IV

C’est les pieds attachés et la tête à l’envers que le marchand se réveilla. Un poing s’abattit sur son visage tuméfié. Il ne sentait plus la douleur et il avait du mal à voir. C’est que tout était à l’envers et de ce point de vue, le visage de Medri semblait beaucoup moins disgracieux qu’à l’habitude.
_Ce n’est… pas ma faute… commença Arsan avant qu’un autre coup ne s’écrase sur sa face.
Le « rat » tournait autour d’Arsan comme une hyène prête à se nourrir de sa charogne.
_J’étais comme toi au début, un petit marchand et puis un voleur et maintenant le plus influent des contrebandiers dans cette foutue zone.
Il se rapprocha du visage d’Arsan.
_et, tu sais pourquoi. Hum ? Parce qu’on me craint, parce qu’on m’obéit parce qu’on n’ose pas me rouler !
Il mit un coup dans le ventre du jeune amatéen qui eut le souffle coupé.
_Tu as eu ta chance pour me rembourser la marchandise et toi qu’est-ce que tu fais ?! tu t’enfuis ? Tu veux fuir en plus ?
_Je peut te rembourser, toussa Arsan.
Le rat brandit alors l’épée Thulienne : « Avec ça, je suppose, c’est une bonne épée, mais sa magie ne fonctionne pas… tu comptais me rembourser avec un morceau de ferrailles…
_Non… non elle fonctionne, assura Arsan.
_Ah ouais, bah on va rigoler tout à l’heure, je ne me contenterai pas de te tuer pour ma perte, ça serait emmerdant. Tu sais que j’organise des combats clandestins dans la cité basse d’Arcadirt.
Arsan hocha la tête en pressentant le pire.
_Et bien figure toi que ça me ferait très plaisir que tu y participes Arsan. C’est une chance pour toi, car si tu gagnes je te libère. Un sourire cruel se dessina laissant des dents en or briller au gré des torches.
_Ok détachez le et foutez-moi ça dans la cage pour un combat spécial avec la tombe.

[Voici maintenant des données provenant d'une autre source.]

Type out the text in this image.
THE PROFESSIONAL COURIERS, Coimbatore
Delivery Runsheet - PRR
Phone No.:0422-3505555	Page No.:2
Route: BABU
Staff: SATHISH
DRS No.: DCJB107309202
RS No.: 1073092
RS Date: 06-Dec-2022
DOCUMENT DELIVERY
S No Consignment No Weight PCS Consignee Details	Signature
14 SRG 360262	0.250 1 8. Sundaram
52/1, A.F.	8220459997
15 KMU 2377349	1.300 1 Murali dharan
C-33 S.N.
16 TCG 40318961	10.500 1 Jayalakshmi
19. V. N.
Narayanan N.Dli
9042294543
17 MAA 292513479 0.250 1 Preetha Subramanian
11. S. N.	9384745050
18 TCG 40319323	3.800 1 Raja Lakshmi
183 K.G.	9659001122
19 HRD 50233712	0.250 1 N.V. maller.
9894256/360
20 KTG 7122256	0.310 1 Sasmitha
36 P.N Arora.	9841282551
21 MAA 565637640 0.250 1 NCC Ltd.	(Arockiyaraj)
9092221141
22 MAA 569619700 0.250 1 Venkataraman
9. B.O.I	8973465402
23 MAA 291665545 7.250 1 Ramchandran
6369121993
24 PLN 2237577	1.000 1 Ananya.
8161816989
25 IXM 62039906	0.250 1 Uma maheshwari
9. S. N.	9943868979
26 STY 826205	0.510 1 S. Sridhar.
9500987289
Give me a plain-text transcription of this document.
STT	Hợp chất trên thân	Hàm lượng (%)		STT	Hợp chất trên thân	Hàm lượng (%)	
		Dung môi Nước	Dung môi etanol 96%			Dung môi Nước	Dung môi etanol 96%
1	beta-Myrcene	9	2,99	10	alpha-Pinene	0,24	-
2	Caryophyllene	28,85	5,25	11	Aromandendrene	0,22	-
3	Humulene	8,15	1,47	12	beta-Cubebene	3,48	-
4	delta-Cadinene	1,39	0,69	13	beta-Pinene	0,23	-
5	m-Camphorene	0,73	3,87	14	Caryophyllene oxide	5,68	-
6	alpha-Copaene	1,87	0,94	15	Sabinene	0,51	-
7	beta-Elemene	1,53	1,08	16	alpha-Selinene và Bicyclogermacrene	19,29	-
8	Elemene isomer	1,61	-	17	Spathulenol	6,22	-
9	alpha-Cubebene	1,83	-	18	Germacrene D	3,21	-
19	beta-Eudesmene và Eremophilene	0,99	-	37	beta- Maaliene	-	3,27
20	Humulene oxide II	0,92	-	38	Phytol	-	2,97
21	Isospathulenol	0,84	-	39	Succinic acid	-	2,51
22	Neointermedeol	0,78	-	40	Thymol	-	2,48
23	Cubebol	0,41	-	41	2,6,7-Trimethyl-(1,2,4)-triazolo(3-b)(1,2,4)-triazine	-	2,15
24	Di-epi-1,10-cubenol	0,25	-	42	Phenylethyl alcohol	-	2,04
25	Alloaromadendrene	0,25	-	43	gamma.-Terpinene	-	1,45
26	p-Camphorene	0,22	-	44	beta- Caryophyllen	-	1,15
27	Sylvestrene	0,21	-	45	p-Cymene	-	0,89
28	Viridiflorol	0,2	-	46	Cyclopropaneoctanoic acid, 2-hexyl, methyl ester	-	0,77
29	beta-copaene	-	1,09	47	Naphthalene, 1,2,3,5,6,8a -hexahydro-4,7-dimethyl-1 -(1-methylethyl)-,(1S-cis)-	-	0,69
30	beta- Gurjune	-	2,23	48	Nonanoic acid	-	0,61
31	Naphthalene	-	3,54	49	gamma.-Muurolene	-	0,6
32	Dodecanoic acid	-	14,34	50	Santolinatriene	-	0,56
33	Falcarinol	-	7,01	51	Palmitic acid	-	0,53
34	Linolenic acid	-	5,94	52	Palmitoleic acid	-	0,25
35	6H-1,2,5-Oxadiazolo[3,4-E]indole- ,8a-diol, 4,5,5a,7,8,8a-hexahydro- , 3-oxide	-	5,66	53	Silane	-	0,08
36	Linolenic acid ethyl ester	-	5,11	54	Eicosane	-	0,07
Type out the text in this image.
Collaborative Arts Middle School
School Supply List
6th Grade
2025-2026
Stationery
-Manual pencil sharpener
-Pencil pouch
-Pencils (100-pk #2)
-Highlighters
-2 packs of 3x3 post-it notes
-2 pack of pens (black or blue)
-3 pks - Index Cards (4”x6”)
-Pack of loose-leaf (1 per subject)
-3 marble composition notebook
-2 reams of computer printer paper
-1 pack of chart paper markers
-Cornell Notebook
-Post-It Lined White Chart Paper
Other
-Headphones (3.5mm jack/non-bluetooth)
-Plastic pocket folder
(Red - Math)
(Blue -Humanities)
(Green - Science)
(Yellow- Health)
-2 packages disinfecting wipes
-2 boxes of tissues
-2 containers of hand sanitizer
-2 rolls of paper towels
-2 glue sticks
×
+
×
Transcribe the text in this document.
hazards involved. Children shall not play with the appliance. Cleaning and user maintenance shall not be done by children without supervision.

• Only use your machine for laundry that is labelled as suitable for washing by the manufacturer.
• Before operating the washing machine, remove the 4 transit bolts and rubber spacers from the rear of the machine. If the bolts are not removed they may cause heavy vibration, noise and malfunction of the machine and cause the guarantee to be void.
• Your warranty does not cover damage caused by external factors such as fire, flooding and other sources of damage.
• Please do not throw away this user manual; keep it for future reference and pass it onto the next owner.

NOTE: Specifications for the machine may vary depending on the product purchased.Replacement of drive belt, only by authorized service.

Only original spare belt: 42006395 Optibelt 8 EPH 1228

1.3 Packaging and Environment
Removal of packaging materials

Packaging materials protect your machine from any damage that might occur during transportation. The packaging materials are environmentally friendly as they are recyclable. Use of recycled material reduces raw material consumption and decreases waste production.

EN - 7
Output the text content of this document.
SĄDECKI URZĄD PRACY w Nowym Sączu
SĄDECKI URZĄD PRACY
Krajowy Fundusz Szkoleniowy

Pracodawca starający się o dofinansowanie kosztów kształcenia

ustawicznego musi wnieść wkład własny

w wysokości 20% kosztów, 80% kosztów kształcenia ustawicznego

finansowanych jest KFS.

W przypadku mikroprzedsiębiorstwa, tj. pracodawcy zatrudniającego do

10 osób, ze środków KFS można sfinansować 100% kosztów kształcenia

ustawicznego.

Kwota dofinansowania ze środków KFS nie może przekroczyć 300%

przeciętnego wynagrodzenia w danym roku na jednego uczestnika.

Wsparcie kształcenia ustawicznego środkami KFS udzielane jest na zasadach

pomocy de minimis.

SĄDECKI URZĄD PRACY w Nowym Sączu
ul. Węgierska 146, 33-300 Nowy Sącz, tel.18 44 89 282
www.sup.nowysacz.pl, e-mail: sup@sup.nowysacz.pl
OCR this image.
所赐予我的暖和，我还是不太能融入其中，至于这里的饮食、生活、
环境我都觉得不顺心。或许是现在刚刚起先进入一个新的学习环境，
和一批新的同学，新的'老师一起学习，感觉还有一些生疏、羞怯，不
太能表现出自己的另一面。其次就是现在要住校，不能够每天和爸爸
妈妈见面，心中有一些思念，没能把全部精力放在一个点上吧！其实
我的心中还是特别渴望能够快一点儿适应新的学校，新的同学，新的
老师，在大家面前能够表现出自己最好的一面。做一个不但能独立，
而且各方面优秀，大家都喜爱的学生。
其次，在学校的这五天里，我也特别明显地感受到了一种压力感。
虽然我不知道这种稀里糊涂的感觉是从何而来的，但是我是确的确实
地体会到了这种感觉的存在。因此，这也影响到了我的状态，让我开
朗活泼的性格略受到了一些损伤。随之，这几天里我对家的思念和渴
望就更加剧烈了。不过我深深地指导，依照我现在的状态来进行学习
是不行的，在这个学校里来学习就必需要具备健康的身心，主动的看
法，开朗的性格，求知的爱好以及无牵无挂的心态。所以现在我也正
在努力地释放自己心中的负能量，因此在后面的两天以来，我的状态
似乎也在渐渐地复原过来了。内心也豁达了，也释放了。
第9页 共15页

Arsan était trop faible pour se tenir debout après le traitement infligé par le rat. Mais la tombe signifiait qu’une chose pour Arsan, la mort au sens propre du terme. Il savait que la tombe était le champion du rat. Ce gladiateur reçut ce titre de « tombe » pour des raisons évidentes, tous ceux qui passaient entre ses mains allaient directement au tombeau.
On ne ménagea pas Arsan qui n’eut le temps que de boire un peu d’eau avant que « l’emmène à la cage aux combats. Le lieu était sinistre et puait le sang malgré les efforts des nettoyeurs qui passaient après chaque combat. On pouvait encore les voir courber sur le sol à essayer d’effacer vainement le pourpre du sol de combat. Le combat n’avait aucune règle si ce n’est qu’un seul combattant devait en sortir vivant. Tout ceci formait un petit Colisée souterrain qui pouvait accueillir une centaine de personnes toutes les nuits. Les gardes de la cité connaissaient l’existence de ces combats. Toutefois, ils n’intervenaient pas directement de peur de se retrouver avec une ville basse à feu et à sang.
On fit avancer Arsan dans la cage, une mini arène de six mètres sur six mètres, enfermés par des barreaux solides.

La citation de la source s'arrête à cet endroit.